04 March 2020

Beer and Pretzels: The ‘Official Beverage and Food’ of Lent

If it weren't for the salt on the pretzels (I'm on a low sodium diet), I could live for all of Lent on beer and pretzels!

From the Archdiocese of Baltimore

By George Matysek

While beer and pretzels might be most closely associated with oom-pah music, polka dancing and Oktoberfests, they have a much older and more spiritual pedigree as the “official beverage and food of Lent,” according to Father William Saunders.

It all goes back to the Lenten practices of the Middle Ages, said Father Saunders, author of the newly released book, “Celebrating a Holy Catholic Easter: A Guide to the Customs and Devotions of Lent and the Season of Christ’s Resurrection.”

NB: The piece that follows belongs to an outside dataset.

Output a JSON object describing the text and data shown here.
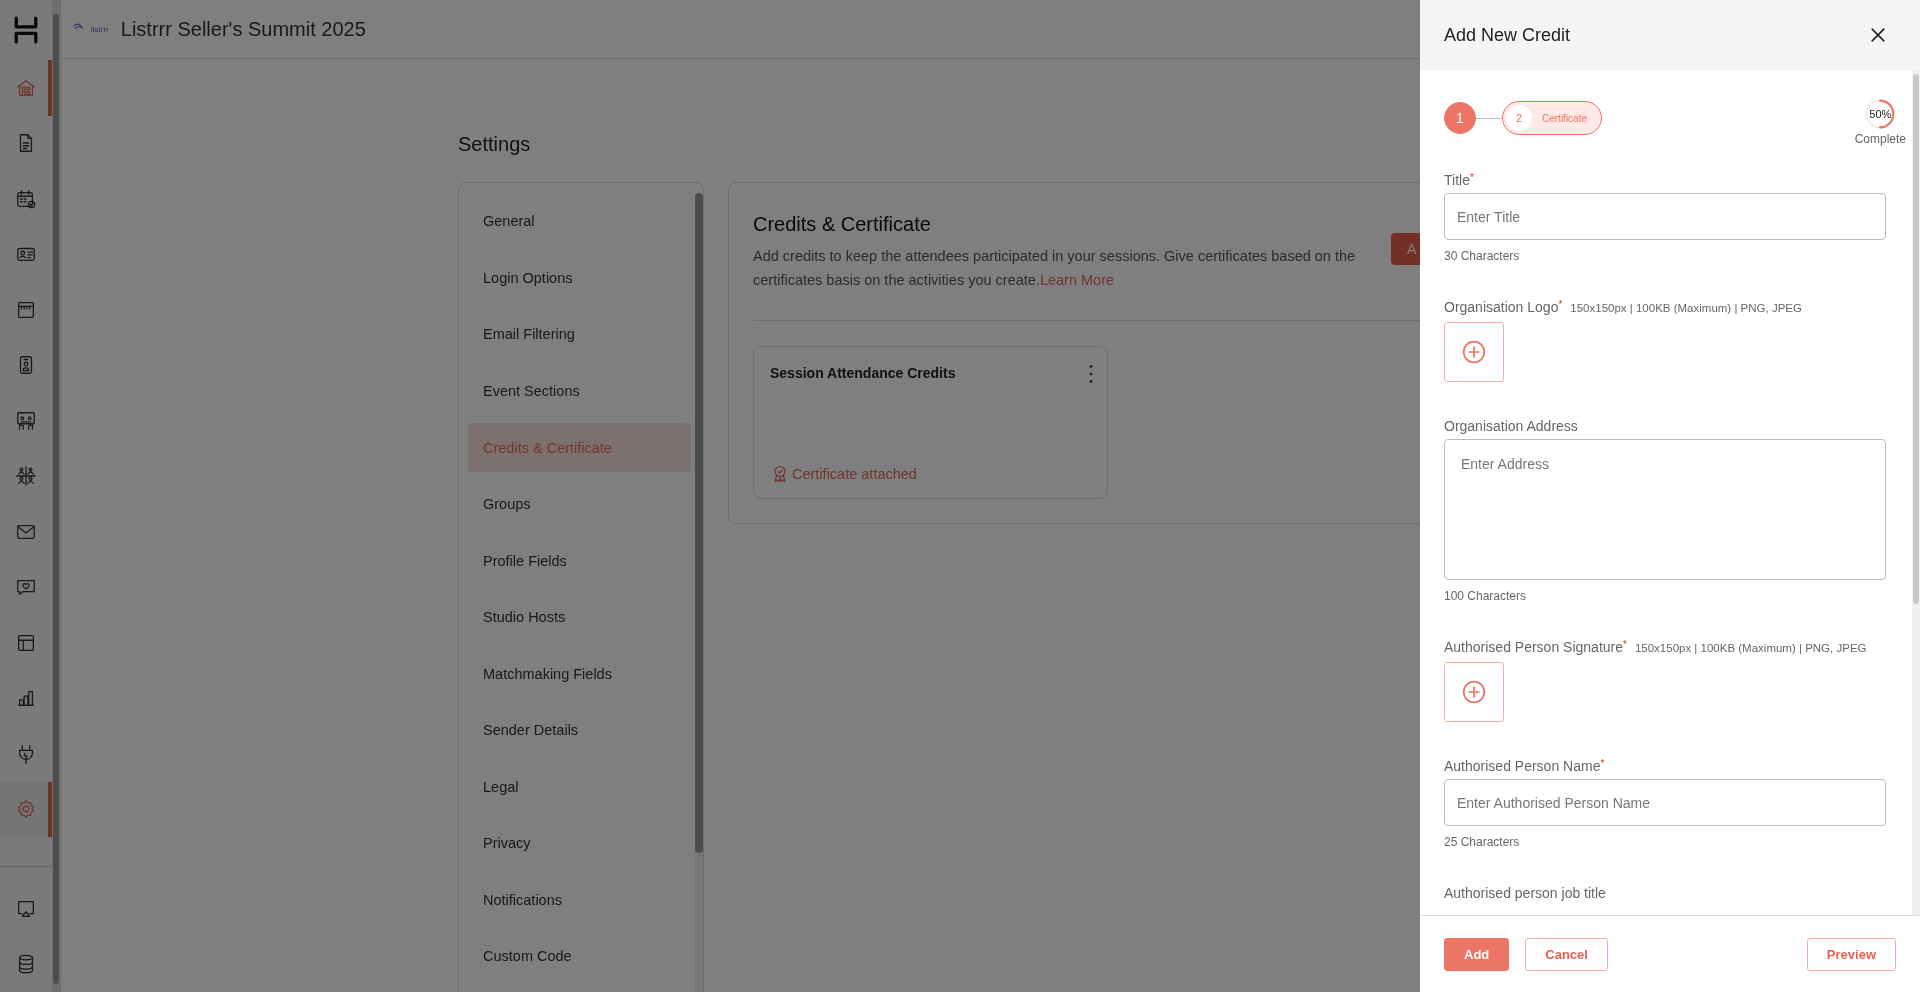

Because dairy products were excluded from the diet as part of the medieval Lenten fast and because the faithful in many areas of the church abstained from all meat and animal products in the weeks leading up to Easter, people looked for simple foods that would fulfill the abstinence and fasting laws, the author said.

“In the 600s, a monk in Italy used water, flour and salt to make this special little Lenten bread,” Father Saunders said.

The monk rolled the simple dough into thin strips and crisscrossed them so they looked like crossed arms, a then-popular prayer position.

“The three holes were to represent the Holy Trinity,” Father Saunders said, noting that the dough was baked into a soft bread that became known as “bracellae,” the Latin word for “little arms.” The Germans derived the word “bretzel” from the Latin, which evolved into “pretzel.”

It is said that the hard pretzel came about after a young monk overbaked dough when he fell asleep while on pretzel-baking duty, Father Saunders said.

“The monks would distribute pretzels to the poor and also give them to children who could recite their prayers,” said Father Saunders, founding pastor of Our Lady of Hope Catholic Church in Potomac Falls, Va., in the Diocese of Arlington.

Father Saunders, whose research included consulting material from the pretzel maker Synder’s of Hanover, noted that in 1529, when Ottoman Turks besieged Vienna, they began digging a tunnel after they failed to penetrate the city’s defenses.

A tradition holds that monks in the basement of a nearby monastery were baking pretzels when they heard the sounds of digging and warned a guard, Father Saunders said.

“They saved the city,” he explained, “and so the emperor actually gave the monks a coat of arms with a pretzel on it.”

Beer became a popular Lenten drink because monks, who abstained from wine and dairy products during Lent, needed a hearty drink to sustain them, Father Saunders said. They brewed a strong lager high in carbohydrates and nutrients.

Beer was particularly associated with a monastery established in the 1600s by the Order of Minims near the city of Munich. The monks began brewing beer there in 1634, continuing to 1799 before the brewery was purchased by Franz Xavar Zacherl and the brewing tradition was carried on by the Paulaner Brewery.

“Beer was a very good, hearty drink,” Father Saunders said. “It kept the monks happy.”